When the Count and his friends came in to dinner, the first thing they saw was the yellow lion.
“What a beautiful work of art!” they cried. “None but a very great artist could ever carve such a figure; and how odd that he should choose to make it of butter!” And then they asked the Count to tell them the name of the artist.
[Illustration: “The servants crowded around to see it.”]
“Truly, my friends,” he said, “this is as much of a surprise to me as to you.” And then he called to his head servant, and asked him where he had found so wonderful a statue.
“It was carved only an hour ago by a little boy in the kitchen,” said the servant.
This made the Count’s friends wonder still more; and the Count bade the servant call the boy into the room.
“My lad,” he said, “you have done a piece of work of which the greatest artists would be proud. What is your name, and who is your teacher?”
“My name is Antonio Canova,” said the boy, “and I have had no teacher but my grandfather the stonecutter.”
By this time all the guests had crowded around Antonio. There were famous artists among them, and they knew that the lad was a genius. They could not say enough in praise of his work; and when at last they sat down at the table, nothing would please them but that Antonio should have a seat with them; and the dinner was made a feast in his honor.

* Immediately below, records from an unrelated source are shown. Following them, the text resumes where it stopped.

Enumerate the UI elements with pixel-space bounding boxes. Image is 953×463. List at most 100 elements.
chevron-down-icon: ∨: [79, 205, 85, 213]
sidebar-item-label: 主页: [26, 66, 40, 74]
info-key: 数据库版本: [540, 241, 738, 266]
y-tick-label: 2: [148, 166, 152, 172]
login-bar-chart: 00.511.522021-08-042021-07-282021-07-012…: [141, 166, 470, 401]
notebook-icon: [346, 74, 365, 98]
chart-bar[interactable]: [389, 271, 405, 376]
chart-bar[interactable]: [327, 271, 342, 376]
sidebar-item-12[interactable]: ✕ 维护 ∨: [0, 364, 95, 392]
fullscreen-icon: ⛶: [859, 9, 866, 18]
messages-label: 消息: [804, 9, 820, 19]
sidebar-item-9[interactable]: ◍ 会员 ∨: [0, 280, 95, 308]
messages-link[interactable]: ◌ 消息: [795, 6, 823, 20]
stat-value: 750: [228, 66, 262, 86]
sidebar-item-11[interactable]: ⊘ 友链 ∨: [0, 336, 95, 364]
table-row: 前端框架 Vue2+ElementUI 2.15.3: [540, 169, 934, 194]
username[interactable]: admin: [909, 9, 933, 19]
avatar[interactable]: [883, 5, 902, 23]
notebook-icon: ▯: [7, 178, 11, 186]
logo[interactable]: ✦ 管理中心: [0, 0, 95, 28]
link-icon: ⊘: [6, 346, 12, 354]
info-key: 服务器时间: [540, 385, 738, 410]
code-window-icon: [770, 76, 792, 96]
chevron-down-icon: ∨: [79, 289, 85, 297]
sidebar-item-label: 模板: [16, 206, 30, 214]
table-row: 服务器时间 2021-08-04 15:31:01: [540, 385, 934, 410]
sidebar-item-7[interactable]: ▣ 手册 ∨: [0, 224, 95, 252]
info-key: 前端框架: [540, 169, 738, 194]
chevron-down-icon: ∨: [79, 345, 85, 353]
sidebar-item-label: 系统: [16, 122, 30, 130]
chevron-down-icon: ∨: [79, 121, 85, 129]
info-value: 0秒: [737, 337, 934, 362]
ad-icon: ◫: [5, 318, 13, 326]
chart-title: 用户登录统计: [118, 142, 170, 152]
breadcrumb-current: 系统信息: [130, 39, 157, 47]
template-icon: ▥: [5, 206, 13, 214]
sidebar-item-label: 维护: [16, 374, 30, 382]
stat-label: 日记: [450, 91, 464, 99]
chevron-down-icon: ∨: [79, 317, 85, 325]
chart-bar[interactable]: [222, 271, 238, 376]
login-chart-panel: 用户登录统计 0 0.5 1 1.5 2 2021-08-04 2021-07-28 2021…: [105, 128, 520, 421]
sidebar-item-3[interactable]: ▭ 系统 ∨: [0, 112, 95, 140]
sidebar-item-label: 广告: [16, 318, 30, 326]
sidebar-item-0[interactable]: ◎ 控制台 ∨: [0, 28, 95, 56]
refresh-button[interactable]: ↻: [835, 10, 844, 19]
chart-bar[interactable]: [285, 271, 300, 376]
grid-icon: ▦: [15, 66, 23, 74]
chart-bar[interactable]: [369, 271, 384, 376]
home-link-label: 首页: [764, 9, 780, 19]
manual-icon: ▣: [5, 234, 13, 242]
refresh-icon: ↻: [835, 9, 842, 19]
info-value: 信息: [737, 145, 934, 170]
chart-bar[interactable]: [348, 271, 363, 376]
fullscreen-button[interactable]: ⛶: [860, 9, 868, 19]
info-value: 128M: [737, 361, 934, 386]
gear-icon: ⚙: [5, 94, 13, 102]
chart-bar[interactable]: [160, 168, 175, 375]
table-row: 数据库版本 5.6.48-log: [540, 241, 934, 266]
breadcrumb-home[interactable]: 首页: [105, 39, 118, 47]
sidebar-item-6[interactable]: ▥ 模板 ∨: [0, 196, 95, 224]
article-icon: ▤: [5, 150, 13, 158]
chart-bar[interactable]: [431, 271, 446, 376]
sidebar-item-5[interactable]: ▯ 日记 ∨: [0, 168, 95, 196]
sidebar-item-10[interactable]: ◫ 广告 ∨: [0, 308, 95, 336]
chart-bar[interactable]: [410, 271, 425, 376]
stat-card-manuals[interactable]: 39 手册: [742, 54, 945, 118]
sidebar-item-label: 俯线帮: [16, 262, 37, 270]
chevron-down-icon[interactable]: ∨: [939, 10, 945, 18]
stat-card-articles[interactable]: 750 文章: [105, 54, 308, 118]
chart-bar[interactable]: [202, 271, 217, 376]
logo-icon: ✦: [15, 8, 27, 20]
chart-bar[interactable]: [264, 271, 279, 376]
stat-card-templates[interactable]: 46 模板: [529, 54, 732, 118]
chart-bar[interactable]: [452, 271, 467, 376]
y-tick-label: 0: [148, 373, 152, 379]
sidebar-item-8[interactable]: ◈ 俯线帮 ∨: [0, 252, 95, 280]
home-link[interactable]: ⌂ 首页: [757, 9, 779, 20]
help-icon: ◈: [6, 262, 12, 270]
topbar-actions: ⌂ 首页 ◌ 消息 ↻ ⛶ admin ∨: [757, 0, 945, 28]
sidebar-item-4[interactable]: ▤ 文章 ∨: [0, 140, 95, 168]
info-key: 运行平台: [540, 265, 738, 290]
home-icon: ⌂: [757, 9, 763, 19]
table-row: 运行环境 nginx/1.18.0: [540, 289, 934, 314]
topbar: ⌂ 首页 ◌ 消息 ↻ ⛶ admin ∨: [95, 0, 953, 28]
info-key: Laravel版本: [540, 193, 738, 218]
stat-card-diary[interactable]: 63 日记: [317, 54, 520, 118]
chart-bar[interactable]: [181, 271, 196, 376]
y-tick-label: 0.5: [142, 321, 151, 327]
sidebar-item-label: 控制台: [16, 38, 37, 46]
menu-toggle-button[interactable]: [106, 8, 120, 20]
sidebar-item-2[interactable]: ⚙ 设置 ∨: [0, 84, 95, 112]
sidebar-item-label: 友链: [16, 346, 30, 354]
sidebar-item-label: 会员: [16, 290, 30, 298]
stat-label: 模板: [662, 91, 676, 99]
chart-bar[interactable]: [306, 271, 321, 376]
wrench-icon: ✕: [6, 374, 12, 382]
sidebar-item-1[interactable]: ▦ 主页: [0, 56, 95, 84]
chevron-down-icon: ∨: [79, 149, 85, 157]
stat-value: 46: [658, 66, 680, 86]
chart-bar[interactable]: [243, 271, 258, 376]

The very next day the Count sent for Antonio to come and live with him. The best artists in the land were em-ployed to teach him the art in which he had shown so much skill; but now, instead of carving butter, he chis-eled marble. In a few years, Antonio Canova became known as one of the greatest sculptors in the world.
Many years ago there was a poor gentleman shut up in one of the great prisons of France. His name was Char-ney, and he was very sad and un-hap-py. He had been put into prison wrong-ful-ly, and it seemed to him as though there was no one in the world who cared for him.
He could not read, for there were no books in the prison. He was not allowed to have pens or paper, and so he could not write. The time dragged slowly by. There was nothing that he could do to make the days seem shorter. His only pastime was walking back and forth in the paved prison yard. There was no work to be done, no one to talk with.
One fine morning in spring, Char-ney was taking his walk in the yard. He was counting the paving stones, as he had done a thousand times before. All at once he stopped. What had made that little mound of earth between two of the stones?
He stooped down to see. A seed of some kind had fallen between the stones. It had sprouted; and now a tiny green leaf was pushing its way up out of the ground. Charney was about to crush it with his foot, when he saw that there was a kind of soft coating over the leaf.